Los derechos reconocidos por la Corte no están a discusión: el Estado tiene límites frente a la autonomía personal y debe garantizar el libre desarrollo de la personalidad. Si a ello sumamos el reconocimiento del cultivo privado como una vía posible para ejercer esos derechos, entonces lo que nos queda es exigir, y practicar, nuestro derecho al cultivo privado, siendo cuidadosos, eso sí, de los límites mencionados por la Corte: solo adultos, y sin afectar a terceros. Asimismo, es preciso seguir exigiendo nuestra descriminalización efectiva, aun sin que cambien las leyes: si tenemos derecho al consumo, tenemos entonces derecho, también, a no ser considerados delincuentes por cometer delitos consustanciales al consumo, como la posesión simple, es decir, sin fines de comercio. Y para ello lo único que necesitamos es una directriz policiaca que impida, en los hechos, la presentación de cualquier persona que se encuentre en posesión, sin que existan otros indicios de comercio o tráfico.

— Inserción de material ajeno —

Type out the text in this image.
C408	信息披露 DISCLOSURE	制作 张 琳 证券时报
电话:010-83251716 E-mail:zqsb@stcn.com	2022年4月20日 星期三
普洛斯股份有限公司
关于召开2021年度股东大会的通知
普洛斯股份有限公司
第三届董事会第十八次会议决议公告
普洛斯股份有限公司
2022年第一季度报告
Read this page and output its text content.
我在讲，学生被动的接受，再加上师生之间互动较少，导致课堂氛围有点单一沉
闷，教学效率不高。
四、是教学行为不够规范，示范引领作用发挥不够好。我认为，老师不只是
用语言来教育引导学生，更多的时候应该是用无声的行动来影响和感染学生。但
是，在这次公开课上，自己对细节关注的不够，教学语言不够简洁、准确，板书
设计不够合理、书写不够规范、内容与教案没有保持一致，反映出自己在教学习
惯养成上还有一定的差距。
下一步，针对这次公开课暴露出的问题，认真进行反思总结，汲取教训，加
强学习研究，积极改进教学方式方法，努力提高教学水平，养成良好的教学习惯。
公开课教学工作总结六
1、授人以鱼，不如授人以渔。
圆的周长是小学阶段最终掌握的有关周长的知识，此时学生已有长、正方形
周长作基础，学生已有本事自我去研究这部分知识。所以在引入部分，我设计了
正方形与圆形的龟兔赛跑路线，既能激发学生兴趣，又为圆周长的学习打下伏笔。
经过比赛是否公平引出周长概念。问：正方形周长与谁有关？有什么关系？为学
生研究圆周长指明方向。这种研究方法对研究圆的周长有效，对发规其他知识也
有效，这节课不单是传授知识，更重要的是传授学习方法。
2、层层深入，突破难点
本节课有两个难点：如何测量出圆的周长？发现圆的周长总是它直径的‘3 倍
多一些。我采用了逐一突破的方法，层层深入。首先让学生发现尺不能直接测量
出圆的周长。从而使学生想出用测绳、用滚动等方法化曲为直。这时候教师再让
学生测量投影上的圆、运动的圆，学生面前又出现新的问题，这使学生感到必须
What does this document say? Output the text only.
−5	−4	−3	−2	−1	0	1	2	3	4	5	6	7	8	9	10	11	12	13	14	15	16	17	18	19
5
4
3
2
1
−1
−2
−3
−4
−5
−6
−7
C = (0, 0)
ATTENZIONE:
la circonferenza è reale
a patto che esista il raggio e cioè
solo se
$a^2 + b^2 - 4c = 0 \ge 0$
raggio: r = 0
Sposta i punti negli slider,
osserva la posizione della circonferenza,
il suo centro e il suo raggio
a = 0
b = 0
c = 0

Tales límites, perfectamente razonables, pueden ayudarnos, a demás, a combatir el prejuicio y el estigma que acompañan al usuario desde hace décadas: demostremos que podemos ejercer nuestro derecho sin que ello no solo afecte los derechos de terceros, sino que beneficie a toda la sociedad, especialmente por no recurrir a los mercados ilegales.
El movimiento tiene ante sí, entonces, vías efectivas para avanzar en la regulación del cannabis que van más allá del cambio en las leyes. ¡Legalicémosla! si, pero mientras eso sucede, ejerzamos nuestros derechos.